KKTC’DEN GAZZE’YE

KKTC’DEN GAZZE’YE
15 Kasım 2023 09:17
281
A+
A-

Ceyhun Balcı

Yavruvatan KKTC 40 yaşında!

Anavatan Türkiye Cumhuriyeti’nin “artık yeter” diyerek emperyalizme karşın yaşama geçirdiği 1974 Kıbrıs Barış Harekâtı adada dökülen kana son verirken Yunanistan’a demokrasi getirdi.

KKTC’nin 40. Yaşı kutlu olsun!

KKTC’yi var edenlerin yüce anısına saygıyla.

Dr Fazıl Küçük, Rauf Denktaş ve Bülent Ecevit’e saygıyı ve sevgiyi unutmamak gerek!

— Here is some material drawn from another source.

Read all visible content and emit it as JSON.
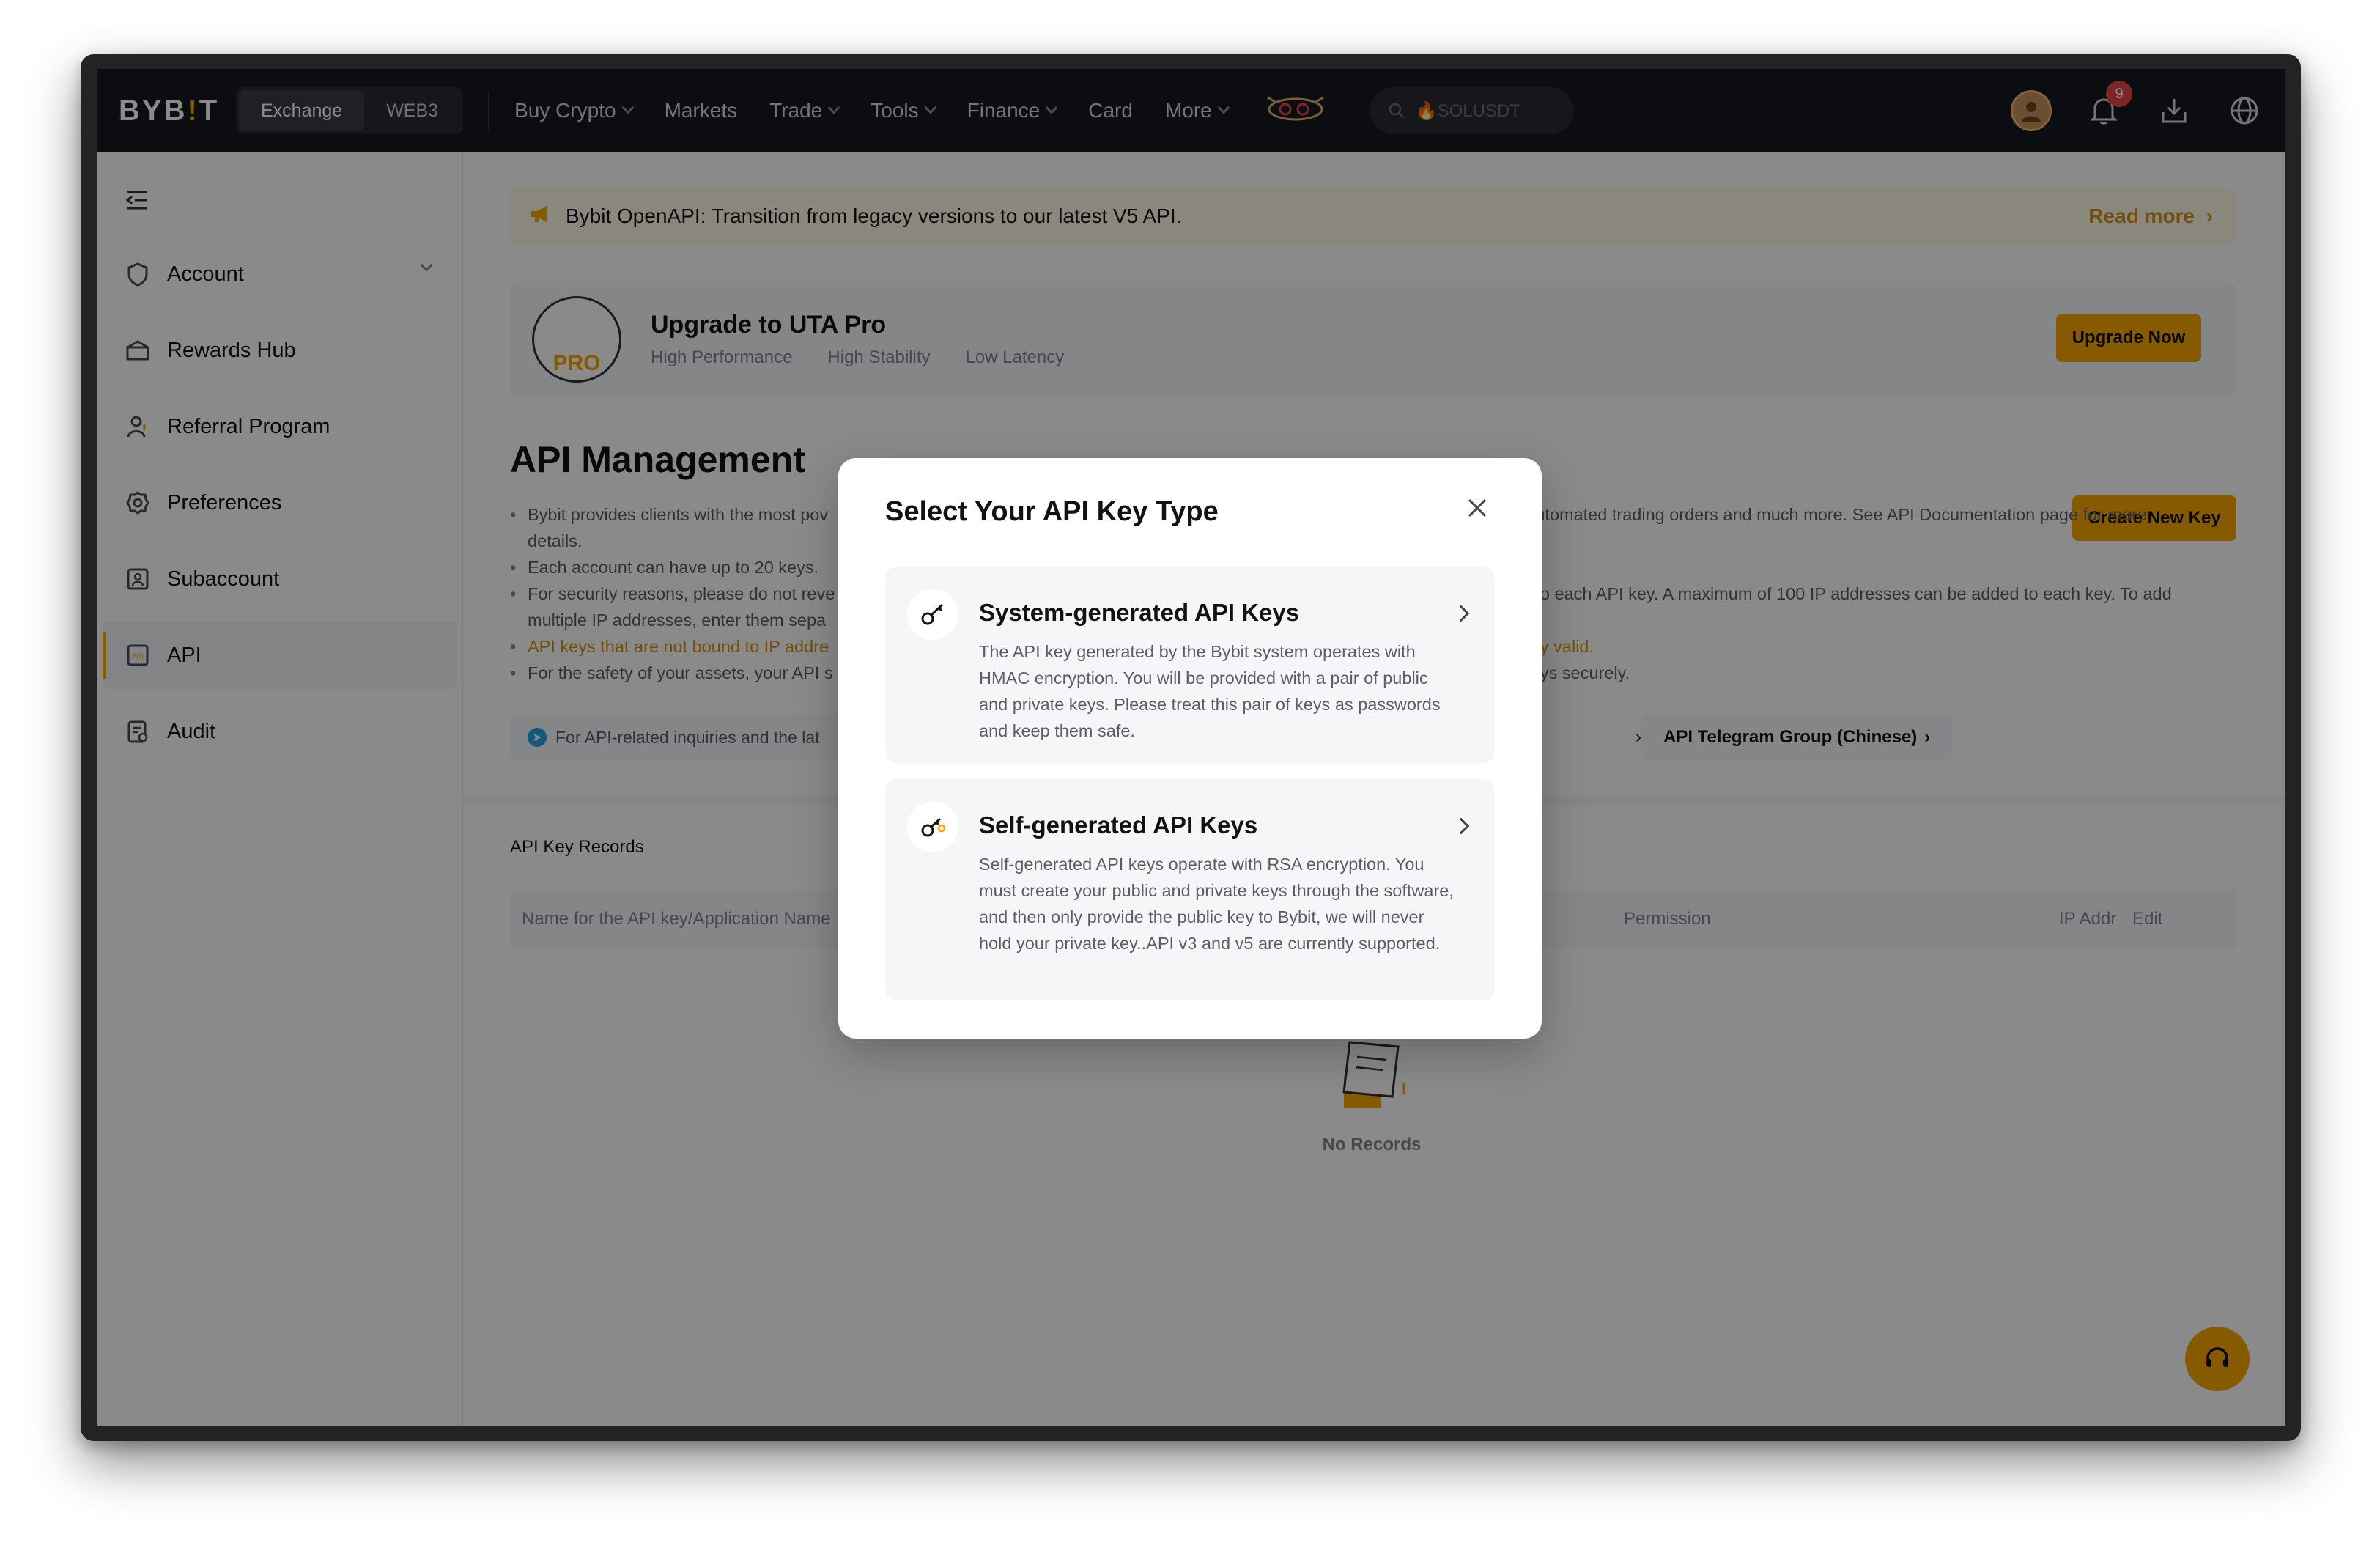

Bugün Türkiye’yi yönetenlerin geçtiğimiz yıllardaki Annan Planı tutkusuyla sürüklendiğimiz serüvenin sonunda Rum tarafının HAYIR’ı olmasa bugün KKTC’den söz ediyor olamayacaktık. 1974’te bizim onlara demokrasi armağanımıza geç bir karşılık oldu Annan Planı’na Rum HAYIR’ı deyip geçelim.

Bu arada, Türkiye’nin Kıbrıs’taki durumu emperyalizm zararına değiştirmesi kızgınlığa neden oldu. Bu kızgınlık ambargoyla ete kemiğe büründü. Bugün övünç kaynağımız olan İHA’lar, SİHA’lar, MİLGEM ve yerli uçak projelerinin kökünde bu ambargonun etkisini arayıp bulmak güç değil.

Kıbrıs’ta Türklüğü güvence altına alırken kendi silahımızı kendimiz yapmayı da öğrenmiş olduk.

Bugün Kıbrıs adasına çok da uzak olmayan Gazze’de bir insanlık trajedisi yaşanıyor.

Elbette emperyalizm kaynaklı ve güdümlü!

İsrail devletinin kuruluşundan 3 çeyrek yüzyıl sonra Filistin sorununun çözümü doğrultusunda yol alınabilmiş değil.

Tersine son olaylarla birlikte Filistin yarası derinleşti.

Emperyalizm tıpkı Kıbrıs’ta olduğu gibi Gazze’de de tek devletli iki milletli sözde çözümü dayatmakta kararlı görünüyor.

Arap-İslâm dünyasının bölünmüşlüğü ve kararsızlığı sorunun çözümsüzlüğünde önde gelen neden olmayı sürdürüyor.

Oysa, bu sorunun çözümüne içtenlikle odaklananlar bundan 50 yıl önce Kıbrıs’ta yaşananları gözden geçirseler ve ders çıkartmış olsalar durum farklı olabilirdi.

1974’te her şeyi göze alıp Kıbrıs’taki acıklı oyuna son veren Türkiye Cumhuriyeti adadaki Türk varlığını güvence altına aldı. Aradan geçen yarım yüzyılda çılgınlık yapan birkaç kişi dışında Kıbrıs’ta kimsenin burnu kanamadıysa emperyalizme karşın adaya Türk Ordusu’nun çıkması kararı verenlerin ve bu karar uyarınca görevini yerine getirenlerin hakkı göz ardı edilmemelidir.

Filistin sorununun ne emperyalizmin dümen suyuna girilerek ne de kökten dinciliğin peşine takılarak çözülemeyeceği açıktır.

Türkiye Cumhuriyeti’nin yarım yüzyıl önce Kıbrıs’ta yaptığı, Filistin sorununa çözüm bakımından rehber olmayı sürdürmektedir.

Elbette, birilerinin oraya asker çıkartmasından ve savaşa tutuşmasından söz etmiyorum.

İsrail’i ve emperyalizmi yola getirmenin savaş dışı yolları olduğunu anlatma çabası içindeyim.

İki devletli çözüm!

Filistinlilere ve onların destekçilerine aklın egemen olmasını umalım, dileyelim.